West Corporation

Posted on August 17, 2015 by West Corporation 



The Call Center is Your Front Door

Imagine for a moment that you are a patient at your own health system, and you want to schedule an appointment, ask a question about your treatment plan, or request a referral. Visit the contact page of your health system’s website. What do you see?

Some of you will find a general 800 number that either routes you to one of those byzantine automated selection menus or leads to a call service rep or central operator who doesn’t know who you are, what you need, or how to route your query. Others will be faced by a webpage filled with a dense collection of numbers for a myriad of departments, professional practices, and clinics, leaving you overwhelmed and confused about who to call for what.

Now, pick up the phone and see if you get the information you need on the first try…

The point of this thought experiment is that you as a health system have made considerable financial investments in technology and training in order to create a patient-centric healthcare experience that provides excellent healthcare services spanning the continuum of care, but thanks to call center quagmires your patients are frustrated and dissatisfied before they even walk through the door.

Patient access centers are legitimate business departments and have an important role to play in the transition to value-based, patient-centric care. They have the potential to create new streams of revenue. They can engender loyalty to your brand. Most importantly, access centers are a critical first impression that ultimately determines whether a patient chooses to purchase healthcare services from your system.

Unfortunately, for too many health systems, access centers are an afterthought — or worse, completely neglected.

Patients are Consumers

Just like you, your health system’s patients are consumers who shop at Amazon, purchase airline tickets, and stay at hotels for business and pleasure. They’ve grown accustomed to a concierge-level of customer service, and this has altered their perceptions of what a high-quality healthcare experience should look like. The retail world has decades of experience with providing this level of service, and have leveraged modern technology to make constant improvements to help differentiate their brand, as well as retain and grow their customer base. The healthcare industry is just starting to catch on—not just because it makes good business sense, but also because they are now being incented/penalized to implement value-based care throughout the patient experience.

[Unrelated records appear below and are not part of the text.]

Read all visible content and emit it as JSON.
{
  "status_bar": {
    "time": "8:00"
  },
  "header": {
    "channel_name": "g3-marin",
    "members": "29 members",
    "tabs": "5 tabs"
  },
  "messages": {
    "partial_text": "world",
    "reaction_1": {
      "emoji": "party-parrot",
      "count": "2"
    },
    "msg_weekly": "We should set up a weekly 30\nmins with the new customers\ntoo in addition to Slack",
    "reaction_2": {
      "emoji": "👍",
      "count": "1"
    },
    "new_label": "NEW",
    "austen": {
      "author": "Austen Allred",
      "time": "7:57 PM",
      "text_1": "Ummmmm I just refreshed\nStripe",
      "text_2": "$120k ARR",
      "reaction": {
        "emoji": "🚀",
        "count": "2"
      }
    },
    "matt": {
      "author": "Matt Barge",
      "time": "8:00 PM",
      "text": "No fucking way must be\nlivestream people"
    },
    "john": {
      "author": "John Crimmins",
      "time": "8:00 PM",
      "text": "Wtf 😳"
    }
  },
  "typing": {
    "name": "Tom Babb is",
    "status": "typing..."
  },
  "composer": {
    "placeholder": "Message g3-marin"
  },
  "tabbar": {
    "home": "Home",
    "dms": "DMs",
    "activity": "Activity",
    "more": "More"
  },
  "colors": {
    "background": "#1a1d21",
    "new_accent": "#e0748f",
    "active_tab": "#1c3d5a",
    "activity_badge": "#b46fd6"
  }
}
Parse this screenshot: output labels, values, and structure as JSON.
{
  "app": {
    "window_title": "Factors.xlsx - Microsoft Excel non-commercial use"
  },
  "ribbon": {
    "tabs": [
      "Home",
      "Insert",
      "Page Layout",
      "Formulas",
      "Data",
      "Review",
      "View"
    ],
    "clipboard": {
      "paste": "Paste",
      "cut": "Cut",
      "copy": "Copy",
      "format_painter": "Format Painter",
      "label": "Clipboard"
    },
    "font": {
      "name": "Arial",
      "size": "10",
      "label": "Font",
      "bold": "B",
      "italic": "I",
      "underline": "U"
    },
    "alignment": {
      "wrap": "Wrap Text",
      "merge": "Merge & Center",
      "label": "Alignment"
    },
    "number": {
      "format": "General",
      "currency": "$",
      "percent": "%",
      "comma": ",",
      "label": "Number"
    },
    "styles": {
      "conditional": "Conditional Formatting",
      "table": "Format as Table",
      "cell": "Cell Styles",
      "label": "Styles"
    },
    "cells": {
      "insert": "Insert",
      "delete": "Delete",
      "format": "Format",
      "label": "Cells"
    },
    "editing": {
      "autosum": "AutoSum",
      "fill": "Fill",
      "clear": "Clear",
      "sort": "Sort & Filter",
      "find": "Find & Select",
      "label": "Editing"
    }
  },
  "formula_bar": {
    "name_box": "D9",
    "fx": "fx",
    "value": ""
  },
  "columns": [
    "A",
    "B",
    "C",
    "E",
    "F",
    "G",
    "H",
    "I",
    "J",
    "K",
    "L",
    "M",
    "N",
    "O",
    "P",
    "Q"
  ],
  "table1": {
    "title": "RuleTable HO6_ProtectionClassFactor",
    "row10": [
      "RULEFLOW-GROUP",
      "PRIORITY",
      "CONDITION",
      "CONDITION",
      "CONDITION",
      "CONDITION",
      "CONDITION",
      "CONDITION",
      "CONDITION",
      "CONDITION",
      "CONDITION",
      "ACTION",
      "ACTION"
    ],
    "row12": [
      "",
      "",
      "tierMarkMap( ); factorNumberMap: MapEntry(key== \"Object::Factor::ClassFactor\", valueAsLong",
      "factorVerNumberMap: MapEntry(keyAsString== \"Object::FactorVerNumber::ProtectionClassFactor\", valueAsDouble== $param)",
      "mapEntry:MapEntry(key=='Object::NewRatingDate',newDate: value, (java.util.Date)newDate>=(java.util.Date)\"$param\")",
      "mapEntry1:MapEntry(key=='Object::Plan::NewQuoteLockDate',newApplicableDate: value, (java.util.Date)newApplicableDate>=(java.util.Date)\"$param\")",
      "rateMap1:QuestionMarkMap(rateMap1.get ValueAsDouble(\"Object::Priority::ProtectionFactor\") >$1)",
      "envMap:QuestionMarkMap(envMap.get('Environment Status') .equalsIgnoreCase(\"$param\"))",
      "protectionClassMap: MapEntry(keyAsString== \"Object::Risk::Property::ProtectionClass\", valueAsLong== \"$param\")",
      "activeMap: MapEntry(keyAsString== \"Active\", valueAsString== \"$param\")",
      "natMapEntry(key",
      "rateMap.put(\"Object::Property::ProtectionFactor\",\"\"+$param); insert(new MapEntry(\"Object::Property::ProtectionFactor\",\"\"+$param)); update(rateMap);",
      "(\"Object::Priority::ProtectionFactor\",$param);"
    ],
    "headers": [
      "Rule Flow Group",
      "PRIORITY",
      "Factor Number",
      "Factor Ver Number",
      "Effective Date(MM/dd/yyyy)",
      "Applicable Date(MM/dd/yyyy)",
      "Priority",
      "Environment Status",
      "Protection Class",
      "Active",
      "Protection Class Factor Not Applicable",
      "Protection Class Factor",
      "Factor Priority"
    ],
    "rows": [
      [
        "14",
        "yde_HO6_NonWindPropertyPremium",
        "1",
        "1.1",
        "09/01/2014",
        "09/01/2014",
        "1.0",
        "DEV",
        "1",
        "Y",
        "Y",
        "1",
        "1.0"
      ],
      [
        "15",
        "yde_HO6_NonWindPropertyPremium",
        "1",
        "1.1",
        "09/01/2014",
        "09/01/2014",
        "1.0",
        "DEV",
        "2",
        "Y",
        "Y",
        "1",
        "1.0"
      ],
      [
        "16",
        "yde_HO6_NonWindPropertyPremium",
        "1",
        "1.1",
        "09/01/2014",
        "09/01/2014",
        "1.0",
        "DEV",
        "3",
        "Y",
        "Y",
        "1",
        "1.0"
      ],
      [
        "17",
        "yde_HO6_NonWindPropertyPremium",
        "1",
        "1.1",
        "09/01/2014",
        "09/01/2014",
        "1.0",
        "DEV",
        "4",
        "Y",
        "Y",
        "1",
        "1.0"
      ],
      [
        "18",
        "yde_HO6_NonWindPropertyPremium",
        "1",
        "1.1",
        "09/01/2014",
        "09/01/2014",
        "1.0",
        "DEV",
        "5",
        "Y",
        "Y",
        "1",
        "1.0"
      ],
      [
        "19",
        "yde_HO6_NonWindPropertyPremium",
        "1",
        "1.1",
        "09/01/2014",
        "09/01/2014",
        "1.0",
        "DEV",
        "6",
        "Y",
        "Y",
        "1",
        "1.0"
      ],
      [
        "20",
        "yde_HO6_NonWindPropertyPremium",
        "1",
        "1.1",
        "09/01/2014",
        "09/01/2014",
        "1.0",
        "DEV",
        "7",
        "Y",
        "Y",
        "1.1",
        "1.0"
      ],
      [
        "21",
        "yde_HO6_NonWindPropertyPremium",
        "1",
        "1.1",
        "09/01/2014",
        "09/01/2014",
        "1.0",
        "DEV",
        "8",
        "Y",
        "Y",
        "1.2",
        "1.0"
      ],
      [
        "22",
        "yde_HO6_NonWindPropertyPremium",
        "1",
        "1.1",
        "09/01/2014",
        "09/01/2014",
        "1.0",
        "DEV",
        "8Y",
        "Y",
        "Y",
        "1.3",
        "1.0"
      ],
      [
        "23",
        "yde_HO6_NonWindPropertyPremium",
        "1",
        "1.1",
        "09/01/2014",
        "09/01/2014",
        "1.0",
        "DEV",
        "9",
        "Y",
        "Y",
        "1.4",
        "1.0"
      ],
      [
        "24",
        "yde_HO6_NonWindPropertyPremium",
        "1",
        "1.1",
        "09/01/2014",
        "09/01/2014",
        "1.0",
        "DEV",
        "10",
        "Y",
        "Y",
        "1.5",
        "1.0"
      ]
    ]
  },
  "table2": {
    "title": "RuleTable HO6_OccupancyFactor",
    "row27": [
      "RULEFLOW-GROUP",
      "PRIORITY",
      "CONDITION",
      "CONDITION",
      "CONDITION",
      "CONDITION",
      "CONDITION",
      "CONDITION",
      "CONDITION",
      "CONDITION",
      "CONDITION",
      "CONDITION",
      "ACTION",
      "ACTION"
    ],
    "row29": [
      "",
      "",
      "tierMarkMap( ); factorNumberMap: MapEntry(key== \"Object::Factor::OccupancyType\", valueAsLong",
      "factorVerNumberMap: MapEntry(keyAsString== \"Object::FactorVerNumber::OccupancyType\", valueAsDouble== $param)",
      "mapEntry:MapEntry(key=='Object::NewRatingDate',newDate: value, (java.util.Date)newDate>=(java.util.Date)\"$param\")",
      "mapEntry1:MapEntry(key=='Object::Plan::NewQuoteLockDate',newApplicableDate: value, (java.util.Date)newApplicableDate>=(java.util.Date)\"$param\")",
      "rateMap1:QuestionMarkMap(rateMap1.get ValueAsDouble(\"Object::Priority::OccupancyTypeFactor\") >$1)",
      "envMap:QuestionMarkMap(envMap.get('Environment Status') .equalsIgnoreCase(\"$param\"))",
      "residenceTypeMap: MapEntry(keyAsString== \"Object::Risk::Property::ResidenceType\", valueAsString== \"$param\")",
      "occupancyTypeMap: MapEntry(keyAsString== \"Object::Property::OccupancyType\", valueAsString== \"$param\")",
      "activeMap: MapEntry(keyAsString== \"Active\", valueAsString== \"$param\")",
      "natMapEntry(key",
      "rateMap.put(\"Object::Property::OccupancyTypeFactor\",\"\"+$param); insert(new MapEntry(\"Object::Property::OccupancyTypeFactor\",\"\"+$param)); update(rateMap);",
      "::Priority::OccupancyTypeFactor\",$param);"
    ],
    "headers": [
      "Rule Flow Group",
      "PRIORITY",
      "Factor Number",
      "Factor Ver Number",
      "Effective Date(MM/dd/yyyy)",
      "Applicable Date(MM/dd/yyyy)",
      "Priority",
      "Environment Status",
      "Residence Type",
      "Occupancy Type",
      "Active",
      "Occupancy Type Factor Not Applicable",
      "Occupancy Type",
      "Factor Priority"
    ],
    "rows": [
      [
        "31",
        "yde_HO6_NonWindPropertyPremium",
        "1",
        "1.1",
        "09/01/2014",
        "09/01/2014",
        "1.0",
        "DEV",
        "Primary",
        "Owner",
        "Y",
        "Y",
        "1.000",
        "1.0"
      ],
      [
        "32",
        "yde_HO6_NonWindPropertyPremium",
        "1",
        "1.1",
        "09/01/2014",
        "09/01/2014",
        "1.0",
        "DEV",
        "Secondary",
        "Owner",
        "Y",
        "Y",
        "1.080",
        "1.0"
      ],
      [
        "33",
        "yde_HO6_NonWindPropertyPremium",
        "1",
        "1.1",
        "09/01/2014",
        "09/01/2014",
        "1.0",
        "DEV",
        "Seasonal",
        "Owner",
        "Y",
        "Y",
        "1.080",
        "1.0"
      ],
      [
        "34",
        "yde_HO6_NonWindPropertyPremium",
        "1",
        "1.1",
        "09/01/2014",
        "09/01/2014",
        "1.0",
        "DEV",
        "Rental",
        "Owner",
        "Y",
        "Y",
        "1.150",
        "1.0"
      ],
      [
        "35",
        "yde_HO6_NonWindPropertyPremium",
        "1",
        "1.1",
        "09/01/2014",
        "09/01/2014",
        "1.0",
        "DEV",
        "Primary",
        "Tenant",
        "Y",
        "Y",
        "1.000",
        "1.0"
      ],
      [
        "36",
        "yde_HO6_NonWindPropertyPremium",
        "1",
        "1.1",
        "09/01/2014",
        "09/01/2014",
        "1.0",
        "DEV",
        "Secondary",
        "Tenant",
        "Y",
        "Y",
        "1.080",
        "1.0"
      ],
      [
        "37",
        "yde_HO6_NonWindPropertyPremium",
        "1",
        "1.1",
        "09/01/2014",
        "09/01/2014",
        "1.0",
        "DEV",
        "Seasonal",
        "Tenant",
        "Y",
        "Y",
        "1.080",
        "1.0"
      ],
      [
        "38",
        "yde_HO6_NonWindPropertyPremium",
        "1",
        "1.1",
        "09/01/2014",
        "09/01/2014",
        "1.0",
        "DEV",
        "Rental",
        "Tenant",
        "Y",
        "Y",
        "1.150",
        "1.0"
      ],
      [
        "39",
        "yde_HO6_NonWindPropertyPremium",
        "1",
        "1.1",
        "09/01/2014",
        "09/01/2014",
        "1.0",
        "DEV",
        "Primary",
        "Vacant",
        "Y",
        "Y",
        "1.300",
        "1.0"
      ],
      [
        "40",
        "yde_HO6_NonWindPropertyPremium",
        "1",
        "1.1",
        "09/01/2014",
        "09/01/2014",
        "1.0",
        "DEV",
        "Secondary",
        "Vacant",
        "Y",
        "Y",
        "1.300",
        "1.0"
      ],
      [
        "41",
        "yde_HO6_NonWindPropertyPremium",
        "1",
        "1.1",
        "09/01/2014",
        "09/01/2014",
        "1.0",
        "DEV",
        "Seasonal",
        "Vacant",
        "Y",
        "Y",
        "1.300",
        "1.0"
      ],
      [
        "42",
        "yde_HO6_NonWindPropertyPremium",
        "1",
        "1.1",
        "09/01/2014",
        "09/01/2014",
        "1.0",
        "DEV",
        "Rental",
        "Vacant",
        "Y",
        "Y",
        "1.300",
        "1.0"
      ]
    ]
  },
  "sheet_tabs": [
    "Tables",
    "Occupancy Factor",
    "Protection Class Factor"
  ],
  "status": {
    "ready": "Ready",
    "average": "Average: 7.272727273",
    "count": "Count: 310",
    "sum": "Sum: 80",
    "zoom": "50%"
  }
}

The modern healthcare consumer has more choices than ever before, and are seeking long-term relationships with their providers. The trick for health systems is finding an efficient and cost-effective way of:

  • Properly routing inbound calls using an intelligent, data-accessible system (patient-to-provider);
  • Determining patient communication preferences for outbound contacts (provider-to-patient).

‘Predictive Intent’

Hospitals and health systems have been doing scheduling and automated appointment reminders for years. However, these transactions only account for 20 to 30 percent of inbound and outbound calls.

The model patient access center should be doing a lot more than that. Your access center should drive revenue and patient satisfaction; reduce no-shows and time spent by caregivers on reaching patients; and eliminate the need for patients to fish around for answers to their questions.
If your airline carrier knows your preferred seating arrangement and upcoming flights; if your hotel’s concierge knows your preferred floor and newspaper, then why doesn’t your health system have access to patient data as soon as they call?

After authentication of the patient’s identity, an intelligent patient access platform should have, based on the health system’s defined business rules, real-time access to:

  • Upcoming and past appointments
  • Education and patient record materials in the system’s EMR and patient portal
  • Intelligent routing to be best available advocate, scheduling agent, care coordinator or case manager, based on patient data and what is known about that patient at that point in time
  • The patients’ preferred modes of communication (landline, mobile phone, text, e-mail, etc.)

Even if you don’t leverage live call center representatives, forget about automated menu options. Intelligent access platforms can emulate a live agent for many of these basic functions, leaving live agents to handle the more complex transactions, allowing them to maximize their value to your organizations and to the patients / providers they engage each day.

The goal of contact centers should be to make the patient experience as easy as possible through both personalization and self-service—striving for that perfect balance between automation and a live, human-touch interaction.

Your health system has invested considerable time, energy and money to provide value across the continuum of care. Why squander it over a bad first impression? The nature of each patient call may vary, but everyone is essentially asking one of two questions: will patients buy healthcare from your system or will thye buy healthcare again from your health system?